It's hard to express. I wear glasses. To see things. But what do I see?
I've reached my dying day in The Visit to Jim's Fifth Chakra. Been in jail for ninety days in Dodge City, Kansas and today's the day The Hangin' Judge, Judge Roy Bean, is going to sentence me to be shot through the heart and hanged.
It's much too involved to explain -- not really -- but now is not the time to explain it. This is not an explanation.
It's just hard to express. How am I going to die? Am I going to die? I hadn't thought so until just recently. So the way it goes on, it lasts for more than a day. But of course everything has lasted for days and days, ninety of them. And the last day, if you think about it, lasts for maybe, well -- say 20 pages, just a guess -- could be read in 20 minutes. That little time out of the day -- one 72nd of a day. But it lasts for more than one day. How many days I cannot say yet, any more than how many pages.

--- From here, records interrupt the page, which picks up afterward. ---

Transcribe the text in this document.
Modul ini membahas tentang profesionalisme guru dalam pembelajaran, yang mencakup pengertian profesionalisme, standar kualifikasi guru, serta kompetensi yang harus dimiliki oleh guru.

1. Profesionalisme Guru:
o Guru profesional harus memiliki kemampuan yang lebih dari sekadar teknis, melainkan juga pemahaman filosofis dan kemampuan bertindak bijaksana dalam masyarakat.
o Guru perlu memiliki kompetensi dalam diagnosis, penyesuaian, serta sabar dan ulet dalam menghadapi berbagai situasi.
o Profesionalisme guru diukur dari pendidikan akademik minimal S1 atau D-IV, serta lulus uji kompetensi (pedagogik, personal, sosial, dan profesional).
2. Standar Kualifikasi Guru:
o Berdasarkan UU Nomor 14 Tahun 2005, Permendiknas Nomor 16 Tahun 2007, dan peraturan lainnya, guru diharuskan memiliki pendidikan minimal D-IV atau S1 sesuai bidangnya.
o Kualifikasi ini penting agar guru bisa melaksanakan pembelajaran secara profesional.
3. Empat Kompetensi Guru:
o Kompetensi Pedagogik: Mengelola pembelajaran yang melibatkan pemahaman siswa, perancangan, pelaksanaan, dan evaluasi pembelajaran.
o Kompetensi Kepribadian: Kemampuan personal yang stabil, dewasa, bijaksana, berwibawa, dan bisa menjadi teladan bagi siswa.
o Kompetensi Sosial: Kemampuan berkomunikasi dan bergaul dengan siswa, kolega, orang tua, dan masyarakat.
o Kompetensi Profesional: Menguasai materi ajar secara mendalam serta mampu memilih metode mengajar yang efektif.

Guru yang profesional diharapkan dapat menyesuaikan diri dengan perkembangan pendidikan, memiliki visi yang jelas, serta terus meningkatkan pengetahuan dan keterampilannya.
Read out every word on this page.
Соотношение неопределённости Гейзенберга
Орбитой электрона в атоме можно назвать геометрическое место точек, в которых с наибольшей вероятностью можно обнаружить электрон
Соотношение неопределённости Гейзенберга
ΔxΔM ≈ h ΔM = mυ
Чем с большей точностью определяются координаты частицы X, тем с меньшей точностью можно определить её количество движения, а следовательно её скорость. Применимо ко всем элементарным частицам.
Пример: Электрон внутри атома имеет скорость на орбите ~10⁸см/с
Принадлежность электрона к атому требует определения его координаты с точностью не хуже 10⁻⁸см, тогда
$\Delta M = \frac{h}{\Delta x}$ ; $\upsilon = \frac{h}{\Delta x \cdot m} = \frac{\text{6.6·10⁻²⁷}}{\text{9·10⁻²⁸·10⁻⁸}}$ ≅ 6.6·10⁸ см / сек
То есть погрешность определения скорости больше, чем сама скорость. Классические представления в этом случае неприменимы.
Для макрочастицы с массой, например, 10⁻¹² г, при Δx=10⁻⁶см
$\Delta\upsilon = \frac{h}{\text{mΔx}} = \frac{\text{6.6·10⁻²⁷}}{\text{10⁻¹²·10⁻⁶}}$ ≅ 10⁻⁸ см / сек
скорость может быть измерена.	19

So you have all this time being spent, and you have time within time. I spend two hours driving down to San Francisco. Within that two hours I dictate a total of 5.38 into my voice recorder. Within that 5.38 you may have a day's events, or more, or less. Unknown.
So anyway, I've never had a dying day before, so it's got me a little bit on edge. Like the end in which I die, which I hadn't conceived of before -- now I have to decide. Do I die? I hadn't thought so. But . . . .
What would THAT feel like? I'm not really going to die when I die, am I?